My father’s warning to me 9 years ago, faced with my first US election as a voter, has come true today: you’re voting for yourself, and your father and your family, and your country. President Obama’s inaugural address confirmed for me today that a vote in the United States is a unique international privilege, because it is a say in the future of the entire world.

This is unfortunate. Because when the President addresses “The Muslim World” as a monolith, this being the same President you voted for because he inspired you to put your cynicism down for a second and really imagine a push for actual justice, nationally and internationally – when you hear him lump an embarrassment of diverse cultures into a single entity, you have to wonder how inflated that balloon of hope can get before it bursts.
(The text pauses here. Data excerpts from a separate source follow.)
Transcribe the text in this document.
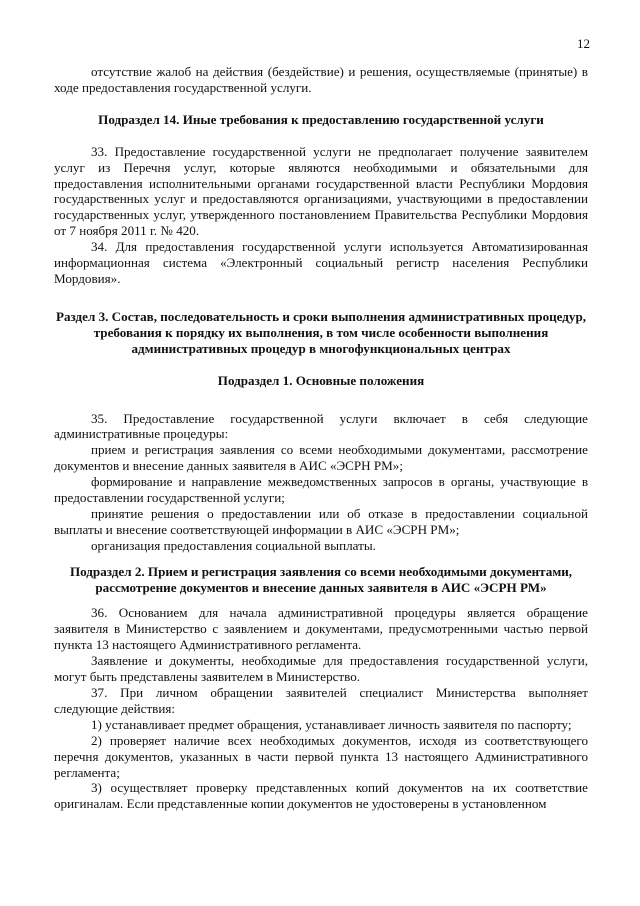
12

отсутствие жалоб на действия (бездействие) и решения, осуществляемые (принятые) в ходе предоставления государственной услуги.

Подраздел 14. Иные требования к предоставлению государственной услуги

33. Предоставление государственной услуги не предполагает получение заявителем услуг из Перечня услуг, которые являются необходимыми и обязательными для предоставления исполнительными органами государственной власти Республики Мордовия государственных услуг и предоставляются организациями, участвующими в предоставлении государственных услуг, утвержденного постановлением Правительства Республики Мордовия от 7 ноября 2011 г. № 420.

34. Для предоставления государственной услуги используется Автоматизированная информационная система «Электронный социальный регистр населения Республики Мордовия».

Раздел 3. Состав, последовательность и сроки выполнения административных процедур, требования к порядку их выполнения, в том числе особенности выполнения административных процедур в многофункциональных центрах

Подраздел 1. Основные положения

35. Предоставление государственной услуги включает в себя следующие административные процедуры:

прием и регистрация заявления со всеми необходимыми документами, рассмотрение документов и внесение данных заявителя в АИС «ЭСРН РМ»;

формирование и направление межведомственных запросов в органы, участвующие в предоставлении государственной услуги;

принятие решения о предоставлении или об отказе в предоставлении социальной выплаты и внесение соответствующей информации в АИС «ЭСРН РМ»;

организация предоставления социальной выплаты.

Подраздел 2. Прием и регистрация заявления со всеми необходимыми документами, рассмотрение документов и внесение данных заявителя в АИС «ЭСРН РМ»

36. Основанием для начала административной процедуры является обращение заявителя в Министерство с заявлением и документами, предусмотренными частью первой пункта 13 настоящего Административного регламента.

Заявление и документы, необходимые для предоставления государственной услуги, могут быть представлены заявителем в Министерство.

37. При личном обращении заявителей специалист Министерства выполняет следующие действия:

1) устанавливает предмет обращения, устанавливает личность заявителя по паспорту;

2) проверяет наличие всех необходимых документов, исходя из соответствующего перечня документов, указанных в части первой пункта 13 настоящего Административного регламента;

3) осуществляет проверку представленных копий документов на их соответствие оригиналам. Если представленные копии документов не удостоверены в установленном
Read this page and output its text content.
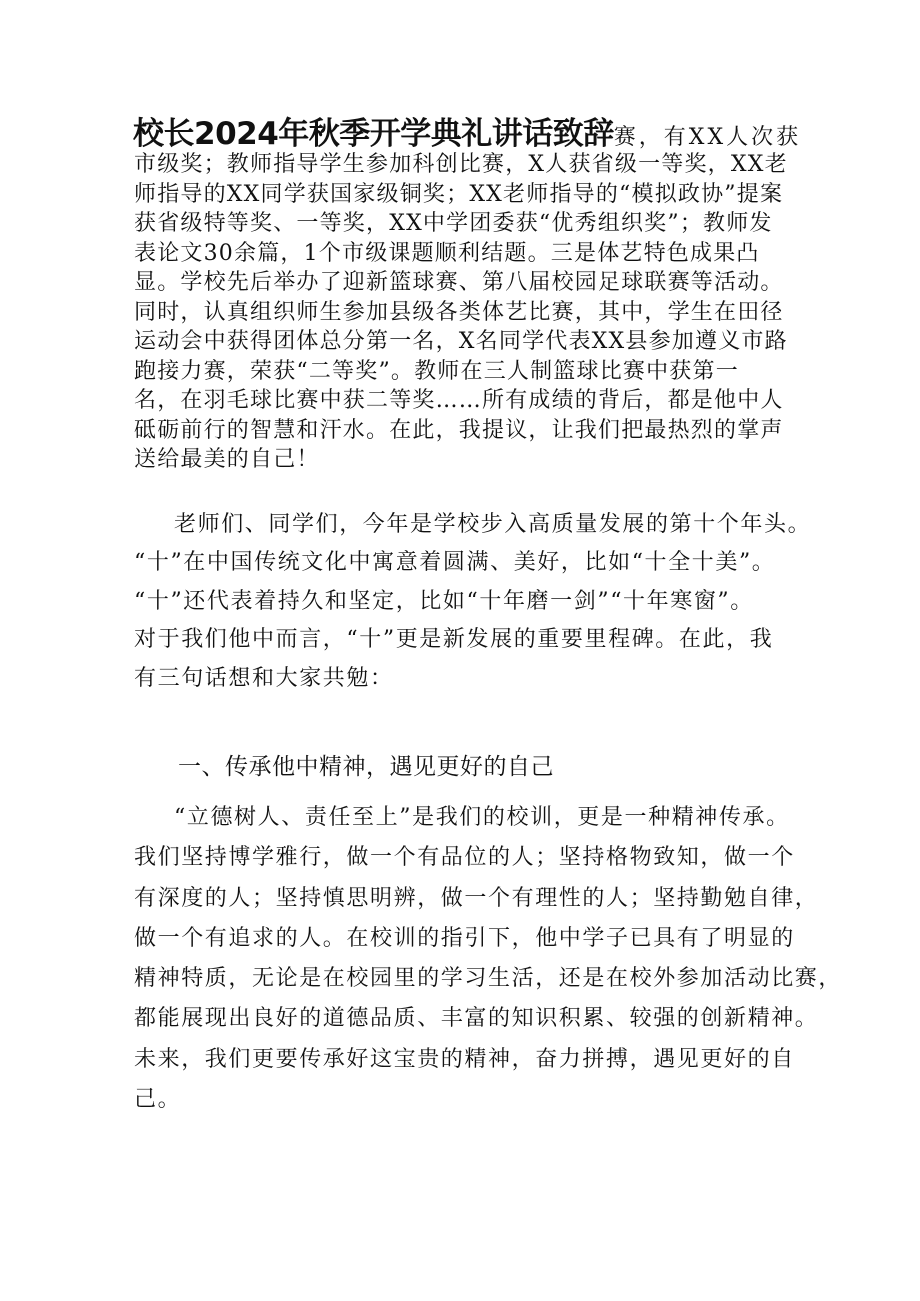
校长2024年秋季开学典礼讲话致辞赛，有XX人次获
市级奖；教师指导学生参加科创比赛，X人获省级一等奖，XX老
师指导的XX同学获国家级铜奖；XX老师指导的“模拟政协”提案
获省级特等奖、一等奖，XX中学团委获“优秀组织奖”；教师发
表论文30余篇，1个市级课题顺利结题。三是体艺特色成果凸
显。学校先后举办了迎新篮球赛、第八届校园足球联赛等活动。
同时，认真组织师生参加县级各类体艺比赛，其中，学生在田径
运动会中获得团体总分第一名，X名同学代表XX县参加遵义市路
跑接力赛，荣获“二等奖”。教师在三人制篮球比赛中获第一
名，在羽毛球比赛中获二等奖……所有成绩的背后，都是他中人
砥砺前行的智慧和汗水。在此，我提议，让我们把最热烈的掌声
送给最美的自己！
老师们、同学们，今年是学校步入高质量发展的第十个年头。
“十”在中国传统文化中寓意着圆满、美好，比如“十全十美”。
“十”还代表着持久和坚定，比如“十年磨一剑”“十年寒窗”。
对于我们他中而言，“十”更是新发展的重要里程碑。在此，我
有三句话想和大家共勉：
一、传承他中精神，遇见更好的自己
“立德树人、责任至上”是我们的校训，更是一种精神传承。
我们坚持博学雅行，做一个有品位的人；坚持格物致知，做一个
有深度的人；坚持慎思明辨，做一个有理性的人；坚持勤勉自律，
做一个有追求的人。在校训的指引下，他中学子已具有了明显的
精神特质，无论是在校园里的学习生活，还是在校外参加活动比赛，
都能展现出良好的道德品质、丰富的知识积累、较强的创新精神。
未来，我们更要传承好这宝贵的精神，奋力拼搏，遇见更好的自
己。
He said that the U.S. is at war – so the rhetoric of the War on Terror will live on. He seeks with this Muslim World a “new way forward, based on mutual interest and mutual respect,” and this comes right before he says that “those leaders around the globe who seek to sow conflict…or blame their society’s ills on the West – know that your people will judge you on what you build.”
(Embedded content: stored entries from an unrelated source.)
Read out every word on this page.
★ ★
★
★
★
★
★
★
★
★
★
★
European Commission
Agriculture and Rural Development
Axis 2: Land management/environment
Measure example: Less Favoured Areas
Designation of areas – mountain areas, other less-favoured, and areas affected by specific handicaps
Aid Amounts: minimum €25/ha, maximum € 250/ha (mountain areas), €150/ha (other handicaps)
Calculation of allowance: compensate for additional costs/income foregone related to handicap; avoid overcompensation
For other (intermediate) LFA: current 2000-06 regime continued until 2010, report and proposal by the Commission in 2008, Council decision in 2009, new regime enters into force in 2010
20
Damn. That’s so true and yet I can’t help but feel that the Muslims are being rhetorically rounded up and taught to behave, or else.

Gaza is on everyone’s mind but it wasn’t on the agenda for the speech. War metaphors abounded, but there was no notion of what to do with Israel and Palestine.

Maybe it’s good. Maybe Obama will act before he talks and not pollute the field with rhetoric. That would be fine. But you’ll be hard pressed to hear in a country like Pakistan, for example, anyone expressing the Hope™ that was the word of the Obama campaign and now the Obama administration.

CNN is saying that the new President going to get to the Mid-East crisis tomorrow if not today. I hope that’s true. And I hope it makes better sense than just saying that Israel has the right to defend its borders, because that is a necessary, but insufficient condition for lasting peace. Decimating a population is insufficient for lasting peace, in fact.

As an American, I’m looking forward with hope to the Obama administration. As a Pakistani, I’m worried by the call to be what Mahmood Mamdani calls a “good Muslim”, who likes democracy, freedom, French fries and the US of A, and not a bad Muslim. We all know what bad Muslims look like.